After a two-month pause, the Monetary Policy Committee led by Governor Sahap Kavcioglu lowered its one-week repo rate to 8.5% — the lowest in three years — from 9%. Most economists surveyed by Bloomberg expected a full percentage-point reduction. The Turkish lira weakened slightly after the decision.
The MPC said rates are now “adequate to support the necessary recovery in the aftermath of the earthquake,” according to a statement on Thursday. Just last month, it removed the word “adequate” from its guidance in describing rates.
“It has become even more important to keep financial conditions supportive to preserve the growth momentum in industrial production and the positive trend in employment after the earthquake,” the MPC said. It’s also on alert for “the effect of earthquake-driven supply-demand imbalances on inflation.”
With critical elections slated for May, the MPC was tilting dovish even before the twin quakes on Feb. 6 jolted provinces that account for about a 10th of Türkiye’s economic output. In the belief that lower rates can cool off inflation, President Recep Tayyip Erdogan has been bent on pushing borrowing costs ever lower even after 500 basis points of monetary easing last year.
The disaster that’s killed over 43,000 people in Türkiye and destroyed thousands of buildings has only added urgency for the central bank to deliver more monetary stimulus despite rates already being almost 50% below zero when adjusted for inflation.
Waiting for Erdogan
“Remarks from President Erdogan are likely to prove crucial in assessing whether today’s lower than expected 50 basis-point cut will be followed by further monetary policy easing ahead of general elections in May,” said Piotr Matys, a senior analyst at In Touch Capital Markets.
Coming off the worst inflation crisis since 1998, the economy is in for a new shock that threatens growth and will strain a budget that ended last year with its smallest deficit in more than a decade.
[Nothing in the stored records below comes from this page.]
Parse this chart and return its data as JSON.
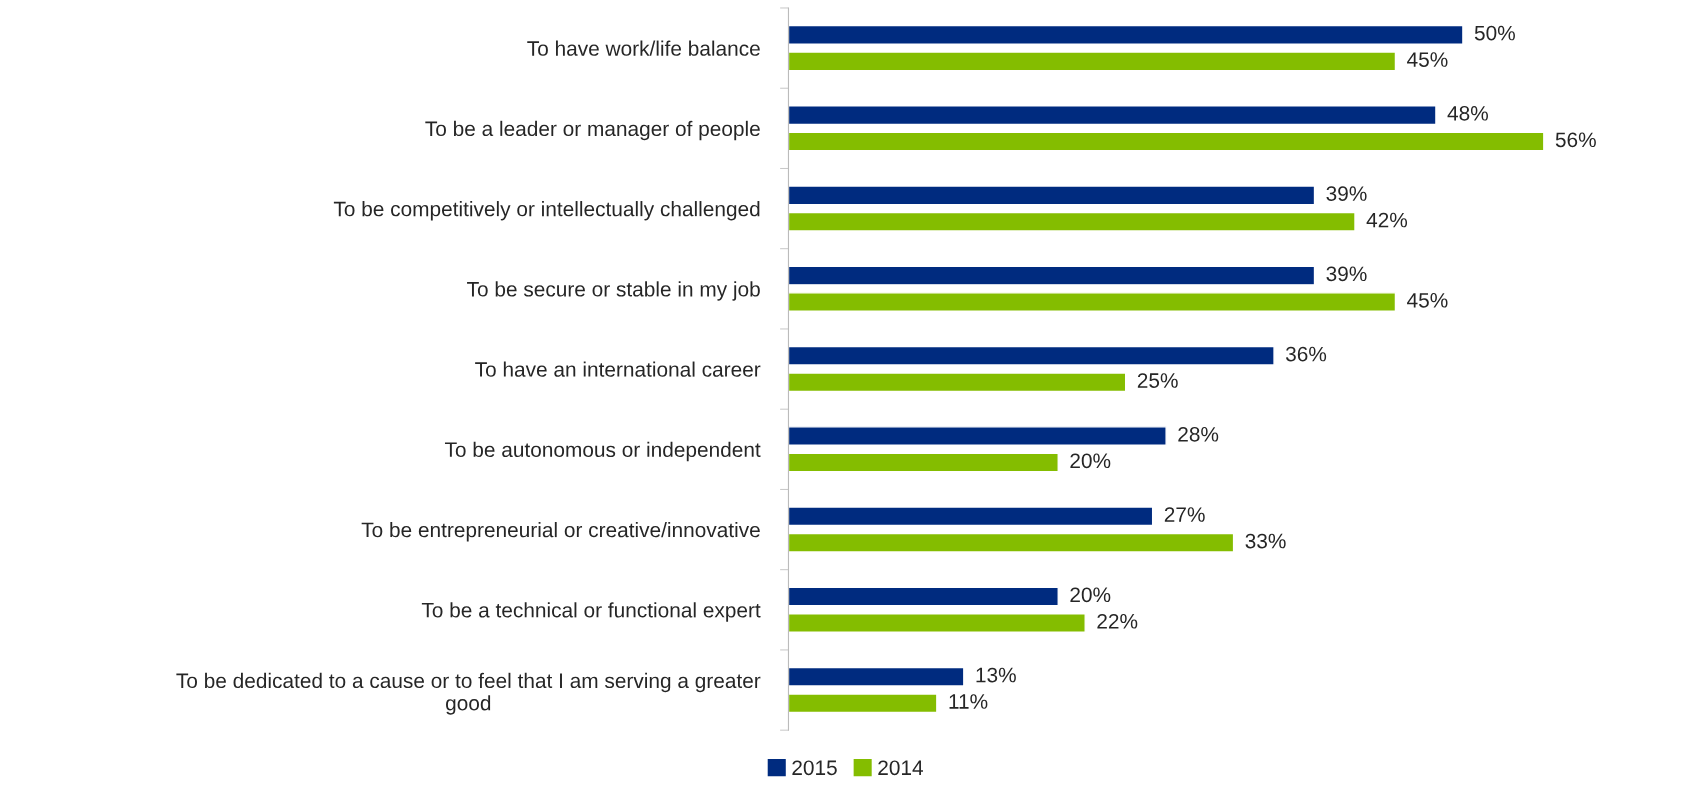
{
  "chart_data": {
    "type": "bar",
    "orientation": "horizontal",
    "legend": "bottom",
    "grid": false,
    "categories": [
      "To have work/life balance",
      "To be a leader or manager of people",
      "To be competitively or intellectually challenged",
      "To be secure or stable in my job",
      "To have an international career",
      "To be autonomous or independent",
      "To be entrepreneurial or creative/innovative",
      "To be a technical or functional expert",
      "To be dedicated to a cause or to feel that I am serving a greater\ngood"
    ],
    "series": [
      {
        "name": "2015",
        "color": "#002b7f",
        "values": [
          50,
          48,
          39,
          39,
          36,
          28,
          27,
          20,
          13
        ],
        "value_labels": [
          "50%",
          "48%",
          "39%",
          "39%",
          "36%",
          "28%",
          "27%",
          "20%",
          "13%"
        ]
      },
      {
        "name": "2014",
        "color": "#84bd00",
        "values": [
          45,
          56,
          42,
          45,
          25,
          20,
          33,
          22,
          11
        ],
        "value_labels": [
          "45%",
          "56%",
          "42%",
          "45%",
          "25%",
          "20%",
          "33%",
          "22%",
          "11%"
        ]
      }
    ]
  }
}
The disaster is also changing the political calculus for Erdogan by opening him up to accusations from the opposition over the government’s handling of the relief effort.
What Bloomberg Economics Says...
“We don’t think the central bank’s done easing yet. We expect rates to go down further to 7% before the elections this year. We also see the central bank continuing to use alternative tools and currency market interventions to mitigate the backlash of its cuts on the lira. Selva Bahar Baziki, economist.
An ever-more expansionary monetary policy will do nothing to offset risks to inflation that just slowed to less than 60% on an annual basis for the first time in almost a year. It may come under pressure after the earthquakes, with fiscal stimulus and the threat to the supply of food products such as meat prompting JPMorgan Chase & Co. to raise its year-end estimate to 45% from 43%.
The approach could also draw the lira deeper into danger after months of relative stability, thanks largely to fringe measures and interventions by the central bank that Bloomberg Economists estimates cost $108 billion last year.
Standard Chartered Plc has warned the Turkish currency could weaken to 36 per US dollar — from just under 19 — should the current ultra-loose policies continue after elections. The lira is down 0.9% so far this year after losing nearly 29% versus the US currency in 2022.
But it’s the scale of the devastation that will likely set the tone for policymakers, with the disaster’s total costs seen at as much as $84 billion. To ease the burden for lenders, the central bank has already introduced a range of waivers including exemptions on reserve requirements for some of the credit in the quake zone.
JPMorgan’s Türkiye economist Fatih Akcelik, who expected the central bank to bring its benchmark down by 100 basis points this week, said before the decision that he does “not rule out more rate cuts ahead of the elections.”